Воронцов, преодолев воспоминания о своём друге, продолжал:
— Павел вызывал меня ко двору. Но кому охота ставить ногу на вертящееся колесо? Благоразумнее в Андреевском, чем в столице…
Моисей Николаевич то наблюдал за выражением лица брата, то следил за Воронцовым, несколько удивлённый его откровенностью. Он понимал графа: тот говорил с удовольствием. Видно, наскучило ему жить одному в Андреевском, быть лишь с самим собою да с книгами, после деятельной и шумной жизни в столице, где он был постоянно окружён обществом и обременён государственными обязанностями.
Брат постарел больше, чем он предполагал. Глубокие морщины прорезали его лоб, пролегли на впалых щеках, но глаза попрежнему были внимательными и пытливыми. Во взгляде брата он улавливал что-то новое — неизбывную грусть и задумчивость.
Граф разоткровенничался с Радищевыми.
— Павел назвал себя первым русским дворянином, знатнейшим членом государства, а дворянство — своей подпорой. Хорошие слова! Он стал щедрее своей матери: Екатерины II раздавать казённых крестьян и деревни. Скажу, раздача земель помещикам сперва обрадовала многих, но когда увидели, что сегодня он давал деревни, а завтра ссылал в заточение, первое делал без заслуг, а второе — без вины, то цена милостям и щедротам его была сразу понята и всякому лестнее казалось быть забытым…
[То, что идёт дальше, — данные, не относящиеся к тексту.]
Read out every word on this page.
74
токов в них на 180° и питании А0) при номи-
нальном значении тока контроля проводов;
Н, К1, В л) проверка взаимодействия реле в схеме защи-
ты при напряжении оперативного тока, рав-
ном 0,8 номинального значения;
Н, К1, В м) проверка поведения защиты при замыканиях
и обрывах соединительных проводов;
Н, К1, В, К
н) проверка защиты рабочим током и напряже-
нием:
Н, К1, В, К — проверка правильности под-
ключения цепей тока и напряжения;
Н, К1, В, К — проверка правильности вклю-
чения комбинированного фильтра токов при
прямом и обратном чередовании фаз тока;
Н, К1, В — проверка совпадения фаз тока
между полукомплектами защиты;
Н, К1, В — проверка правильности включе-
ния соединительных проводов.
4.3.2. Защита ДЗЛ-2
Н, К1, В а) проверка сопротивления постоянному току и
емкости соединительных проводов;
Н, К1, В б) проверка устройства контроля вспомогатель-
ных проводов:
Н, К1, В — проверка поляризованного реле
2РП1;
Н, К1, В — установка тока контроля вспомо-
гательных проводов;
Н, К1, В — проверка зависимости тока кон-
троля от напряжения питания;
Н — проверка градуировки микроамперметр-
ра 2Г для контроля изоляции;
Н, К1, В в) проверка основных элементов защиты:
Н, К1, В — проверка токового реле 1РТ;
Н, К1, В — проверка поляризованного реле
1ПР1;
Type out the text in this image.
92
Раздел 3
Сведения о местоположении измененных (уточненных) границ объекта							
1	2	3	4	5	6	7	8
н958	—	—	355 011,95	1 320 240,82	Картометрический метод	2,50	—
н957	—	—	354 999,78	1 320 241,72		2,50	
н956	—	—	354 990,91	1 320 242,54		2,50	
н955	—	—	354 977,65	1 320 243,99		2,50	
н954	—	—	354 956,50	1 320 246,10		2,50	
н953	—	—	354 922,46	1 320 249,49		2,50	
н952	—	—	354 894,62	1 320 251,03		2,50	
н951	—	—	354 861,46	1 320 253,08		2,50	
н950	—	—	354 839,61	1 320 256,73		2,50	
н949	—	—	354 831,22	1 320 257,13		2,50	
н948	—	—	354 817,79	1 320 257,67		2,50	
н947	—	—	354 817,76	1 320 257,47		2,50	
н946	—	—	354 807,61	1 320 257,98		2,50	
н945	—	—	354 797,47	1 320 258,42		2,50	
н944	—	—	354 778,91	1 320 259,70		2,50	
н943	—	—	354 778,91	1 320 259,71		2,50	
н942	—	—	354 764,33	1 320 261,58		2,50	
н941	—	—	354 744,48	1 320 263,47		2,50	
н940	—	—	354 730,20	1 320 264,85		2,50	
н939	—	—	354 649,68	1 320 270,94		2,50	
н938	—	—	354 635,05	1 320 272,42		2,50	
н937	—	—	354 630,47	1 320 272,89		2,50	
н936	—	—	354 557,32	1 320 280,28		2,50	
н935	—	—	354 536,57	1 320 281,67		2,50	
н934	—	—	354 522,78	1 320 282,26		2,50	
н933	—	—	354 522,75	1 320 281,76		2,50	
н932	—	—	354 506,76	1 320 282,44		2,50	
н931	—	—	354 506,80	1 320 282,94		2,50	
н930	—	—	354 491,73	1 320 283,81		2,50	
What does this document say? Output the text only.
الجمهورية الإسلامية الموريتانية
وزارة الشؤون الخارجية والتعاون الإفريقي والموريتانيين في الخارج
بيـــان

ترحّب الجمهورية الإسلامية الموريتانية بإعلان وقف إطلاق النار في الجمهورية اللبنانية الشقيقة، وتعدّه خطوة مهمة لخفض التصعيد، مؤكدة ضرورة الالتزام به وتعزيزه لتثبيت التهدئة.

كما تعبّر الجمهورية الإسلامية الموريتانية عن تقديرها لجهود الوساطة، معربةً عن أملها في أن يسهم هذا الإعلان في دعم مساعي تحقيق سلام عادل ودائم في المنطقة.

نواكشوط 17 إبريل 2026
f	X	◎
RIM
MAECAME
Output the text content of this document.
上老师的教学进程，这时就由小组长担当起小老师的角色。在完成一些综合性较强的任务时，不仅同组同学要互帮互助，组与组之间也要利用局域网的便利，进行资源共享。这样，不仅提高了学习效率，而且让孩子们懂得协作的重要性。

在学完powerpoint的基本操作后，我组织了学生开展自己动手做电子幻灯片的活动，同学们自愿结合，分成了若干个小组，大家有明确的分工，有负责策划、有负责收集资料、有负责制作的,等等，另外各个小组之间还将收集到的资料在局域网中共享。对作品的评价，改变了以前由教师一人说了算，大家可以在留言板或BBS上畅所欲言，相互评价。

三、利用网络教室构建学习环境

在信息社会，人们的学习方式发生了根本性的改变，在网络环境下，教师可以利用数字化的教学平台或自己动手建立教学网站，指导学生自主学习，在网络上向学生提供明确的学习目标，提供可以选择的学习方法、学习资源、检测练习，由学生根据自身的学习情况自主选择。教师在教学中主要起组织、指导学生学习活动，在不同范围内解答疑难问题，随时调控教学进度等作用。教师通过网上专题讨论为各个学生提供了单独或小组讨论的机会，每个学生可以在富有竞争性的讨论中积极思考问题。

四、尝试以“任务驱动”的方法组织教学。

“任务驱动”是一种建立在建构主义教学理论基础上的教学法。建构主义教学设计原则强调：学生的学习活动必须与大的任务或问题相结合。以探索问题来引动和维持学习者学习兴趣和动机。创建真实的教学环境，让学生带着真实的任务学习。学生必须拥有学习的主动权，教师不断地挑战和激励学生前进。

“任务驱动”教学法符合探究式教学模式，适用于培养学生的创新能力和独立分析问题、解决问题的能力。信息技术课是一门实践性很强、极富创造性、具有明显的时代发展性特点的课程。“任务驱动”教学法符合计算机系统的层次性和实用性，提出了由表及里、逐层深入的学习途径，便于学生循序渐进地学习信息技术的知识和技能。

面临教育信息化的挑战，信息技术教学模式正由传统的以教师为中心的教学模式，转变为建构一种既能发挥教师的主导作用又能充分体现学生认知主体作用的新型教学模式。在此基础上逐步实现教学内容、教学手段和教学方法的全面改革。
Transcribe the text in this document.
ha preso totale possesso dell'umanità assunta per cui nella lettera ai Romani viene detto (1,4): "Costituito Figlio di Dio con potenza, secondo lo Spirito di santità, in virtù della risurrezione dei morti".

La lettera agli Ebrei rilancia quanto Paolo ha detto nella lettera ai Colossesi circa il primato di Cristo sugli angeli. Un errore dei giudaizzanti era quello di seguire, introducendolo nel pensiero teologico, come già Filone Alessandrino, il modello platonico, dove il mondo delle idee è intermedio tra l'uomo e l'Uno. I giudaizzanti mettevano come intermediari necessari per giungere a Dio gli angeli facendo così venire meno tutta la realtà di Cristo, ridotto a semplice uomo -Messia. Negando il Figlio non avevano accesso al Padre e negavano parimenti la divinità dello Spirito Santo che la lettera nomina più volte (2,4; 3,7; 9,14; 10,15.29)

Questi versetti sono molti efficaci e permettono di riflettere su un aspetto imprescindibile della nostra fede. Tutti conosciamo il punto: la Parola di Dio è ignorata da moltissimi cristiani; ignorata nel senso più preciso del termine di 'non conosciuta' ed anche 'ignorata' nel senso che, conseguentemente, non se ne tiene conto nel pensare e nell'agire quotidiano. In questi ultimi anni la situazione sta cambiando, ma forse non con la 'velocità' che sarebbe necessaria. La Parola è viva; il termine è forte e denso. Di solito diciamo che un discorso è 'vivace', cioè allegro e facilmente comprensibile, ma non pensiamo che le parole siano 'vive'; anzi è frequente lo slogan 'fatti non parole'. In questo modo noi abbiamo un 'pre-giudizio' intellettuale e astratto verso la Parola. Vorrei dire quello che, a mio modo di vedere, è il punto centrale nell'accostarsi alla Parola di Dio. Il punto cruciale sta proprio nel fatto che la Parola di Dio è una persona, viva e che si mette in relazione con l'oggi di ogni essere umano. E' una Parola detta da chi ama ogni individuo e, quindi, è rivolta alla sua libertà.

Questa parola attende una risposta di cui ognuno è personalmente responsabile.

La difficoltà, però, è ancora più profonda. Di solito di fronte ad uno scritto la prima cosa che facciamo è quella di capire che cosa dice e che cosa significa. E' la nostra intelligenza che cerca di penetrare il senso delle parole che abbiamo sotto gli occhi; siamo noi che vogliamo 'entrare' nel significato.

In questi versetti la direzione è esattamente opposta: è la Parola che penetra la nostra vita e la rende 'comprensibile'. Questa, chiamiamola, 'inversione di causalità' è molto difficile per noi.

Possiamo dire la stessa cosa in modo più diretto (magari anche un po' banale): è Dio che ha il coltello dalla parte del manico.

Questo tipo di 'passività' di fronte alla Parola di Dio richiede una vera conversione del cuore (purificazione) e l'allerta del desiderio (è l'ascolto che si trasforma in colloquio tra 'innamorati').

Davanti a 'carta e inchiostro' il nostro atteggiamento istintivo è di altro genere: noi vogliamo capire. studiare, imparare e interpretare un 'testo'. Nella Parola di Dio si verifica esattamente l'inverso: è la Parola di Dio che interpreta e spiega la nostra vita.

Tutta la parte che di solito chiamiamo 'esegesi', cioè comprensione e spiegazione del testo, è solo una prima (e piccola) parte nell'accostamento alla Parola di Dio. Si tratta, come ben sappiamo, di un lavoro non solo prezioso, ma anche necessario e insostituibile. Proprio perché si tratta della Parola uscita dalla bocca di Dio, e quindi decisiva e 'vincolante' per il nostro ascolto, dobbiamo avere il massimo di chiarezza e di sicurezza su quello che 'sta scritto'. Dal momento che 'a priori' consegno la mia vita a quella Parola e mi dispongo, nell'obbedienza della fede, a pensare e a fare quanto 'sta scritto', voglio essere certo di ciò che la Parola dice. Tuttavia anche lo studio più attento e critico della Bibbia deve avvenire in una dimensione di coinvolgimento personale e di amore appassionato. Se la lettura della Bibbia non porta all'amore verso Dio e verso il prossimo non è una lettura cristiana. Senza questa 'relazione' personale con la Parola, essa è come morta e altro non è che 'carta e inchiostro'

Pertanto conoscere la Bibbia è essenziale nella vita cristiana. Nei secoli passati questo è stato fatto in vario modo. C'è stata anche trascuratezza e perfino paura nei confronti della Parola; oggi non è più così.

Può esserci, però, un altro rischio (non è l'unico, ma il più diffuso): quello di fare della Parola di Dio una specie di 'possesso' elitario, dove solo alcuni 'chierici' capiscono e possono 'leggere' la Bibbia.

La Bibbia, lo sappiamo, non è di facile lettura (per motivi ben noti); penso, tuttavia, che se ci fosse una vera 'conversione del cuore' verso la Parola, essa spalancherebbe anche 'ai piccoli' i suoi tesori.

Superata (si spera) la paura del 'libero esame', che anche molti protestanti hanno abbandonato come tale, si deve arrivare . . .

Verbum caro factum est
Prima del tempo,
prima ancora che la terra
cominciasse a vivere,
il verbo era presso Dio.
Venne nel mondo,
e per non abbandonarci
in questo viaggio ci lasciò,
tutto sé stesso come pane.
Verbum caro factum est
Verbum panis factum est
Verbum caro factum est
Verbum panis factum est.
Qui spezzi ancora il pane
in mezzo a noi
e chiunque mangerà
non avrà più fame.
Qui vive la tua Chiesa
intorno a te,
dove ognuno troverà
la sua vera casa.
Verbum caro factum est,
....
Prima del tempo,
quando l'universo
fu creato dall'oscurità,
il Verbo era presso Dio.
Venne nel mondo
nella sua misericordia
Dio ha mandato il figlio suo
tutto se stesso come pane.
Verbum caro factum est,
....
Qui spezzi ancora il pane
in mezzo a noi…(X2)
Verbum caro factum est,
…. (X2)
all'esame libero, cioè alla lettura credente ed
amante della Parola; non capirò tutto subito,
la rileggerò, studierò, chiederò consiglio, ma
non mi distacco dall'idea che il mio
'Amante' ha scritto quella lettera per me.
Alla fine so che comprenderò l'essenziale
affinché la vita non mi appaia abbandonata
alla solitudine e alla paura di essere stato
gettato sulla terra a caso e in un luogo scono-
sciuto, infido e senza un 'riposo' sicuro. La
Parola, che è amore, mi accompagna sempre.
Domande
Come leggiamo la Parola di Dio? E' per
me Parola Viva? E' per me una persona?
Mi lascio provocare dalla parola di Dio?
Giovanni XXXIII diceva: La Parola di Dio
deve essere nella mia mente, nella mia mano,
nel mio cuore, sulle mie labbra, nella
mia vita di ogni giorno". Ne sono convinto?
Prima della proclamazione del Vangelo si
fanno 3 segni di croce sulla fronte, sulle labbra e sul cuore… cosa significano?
Граф передохнул, посмотрел на братьев и, почувствовав, что они слушают внимательно, продолжал:
— Он думал уменьшить раздачей деревень опасность народных смятений. А потомки Пугачёва напомнили о себе. У князей Голицыных и Апраксиных взбунтовались тысячи мужиков, и генерал-фельдмаршалу Репнину пришлось смирить их пушками…
Александр Николаевич вспомнил недавний рассказ караванного о разбойнике Иване Фадееве и разговор, услышанный им в кабаке. «Не только говорят, но и действуют», — подумал он, и радость за восставших крестьян наполнила его сердце.